Beyond  /  Longread

Do Border

Who can migrate to the US and make their home here? Who gets to drop US-made bombs, and who is expected to suffer them? These are not unrelated questions.

Nativism in American politics long predates the Clinton Administration. But it did not begin as a blanket rejection of immigration. Nativism’s historical precursor was instead a racially selective pro-migration program: the project of settler colonialism demanded that certain types of European migrants “advanc[e] compactly as we multiply” across the North American continent, as Thomas Jefferson wrote. Enslaved Africans, of course, were transported by force. It was the sort of demographic regime of ethnic cleansing and replacement that governs other settler-colonial projects — including the one still unfolding today in Palestine.

As Indigenous people were killed, dispossessed, and displaced across an expanding United States, settlers came to identify as natives — and, in turn, as nativists. Calls inevitably arose to exclude would-be immigrants who didn’t fit the white-settler racial ideal. Since the early 19th century, the racist demand for immigration exclusion — anti-Irish, anti-Chinese, anti-Japanese, anti-Jewish, anti-Italian, anti-Filipino, anti-Mexican, anti-Latino, anti-Arab, and anti-Muslim — has been a key motif in American history.

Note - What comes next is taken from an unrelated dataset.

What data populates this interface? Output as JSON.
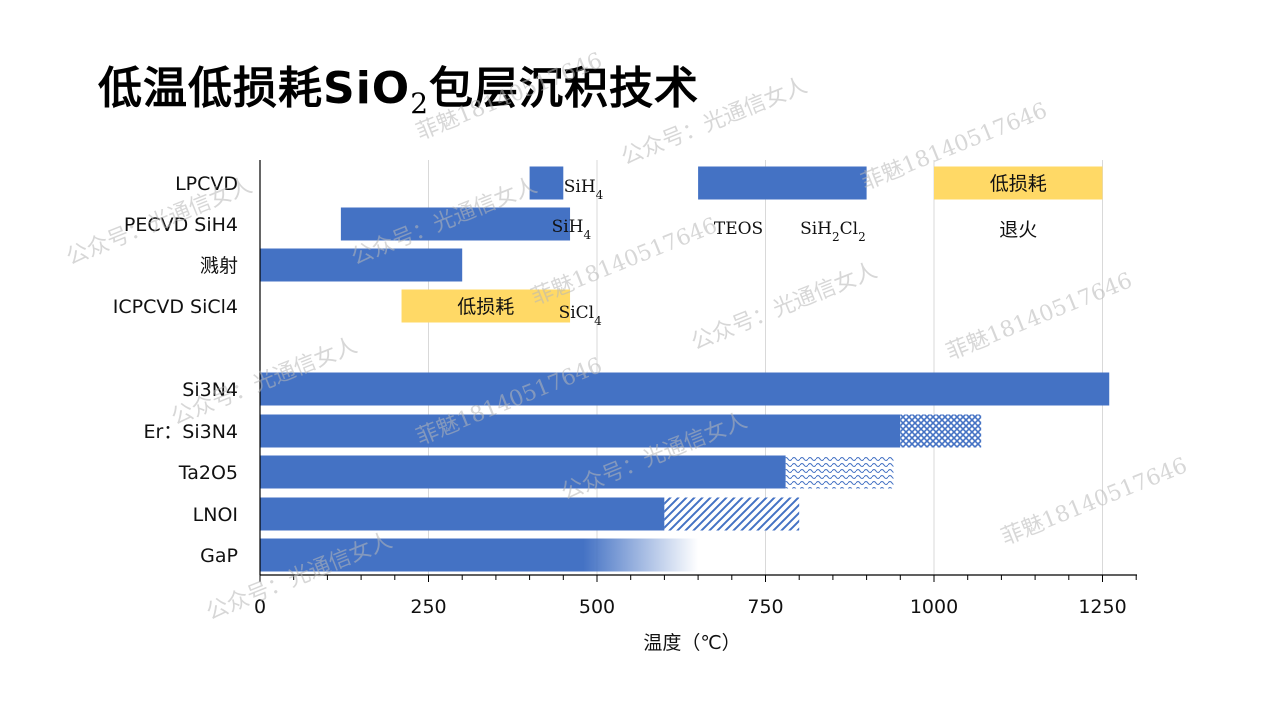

Today’s nativist politics owes much to that lineage, but also to more contemporary inputs: overpopulation hysteria beginning in the late 1960s; the eruption of anxiety about border security since the 1970s, when a stagflated economy spawned the initial neoliberal counterrevolution; and, in the 1990s, the hardening of vehement anti–Mexican migrant sentiment into a bedrock of Republican and conservative-movement politics, which promptly began pulling Democrats to the right.

Starting in the early 2000s, against this rising tide, responsible liberals and conservatives sought a solution to please all sides: “comprehensive immigration reform.” Time and again, Democrats and self-styled Republican moderates proposed increased border security as a part of larger packages that would also legalize undocumented immigrants and supply American business with guest workers. These negotiations became major priorities for Presidents George W. Bush and Barack Obama, who each spent significant political capital trying to pass legislation. Yet they failed every time, stymied by conservative nativists who, riled by Fox News and talk radio, insisted on border security alone, with no accommodation for undocumented immigrants.

In response, Democrats and Republicans serially capitulated to the right, strengthening enforcement with no pro-immigrant measures attached — all in order to prove their “seriousness.” Since 1992, the Border Patrol ranks have grown by nearly 400 percent, from 4,139 agents to roughly 20,000 today. The number of miles of border fencing — Trump’s “wall” in all but name — grew from just 14 in 1990 to 654 at the time of Trump’s inauguration. Democrats have likewise expanded and accelerated the federal deportation pipeline by linking it to the gargantuan US criminal justice system. Both Clinton’s Illegal Immigration Reform and Immigrant Responsibility Act and the Secure Communities program, piloted under Bush but rolled out under Obama, made cops, courts, prisons, and jails a powerful force in immigration incarceration and deportation. All in exchange for nothing.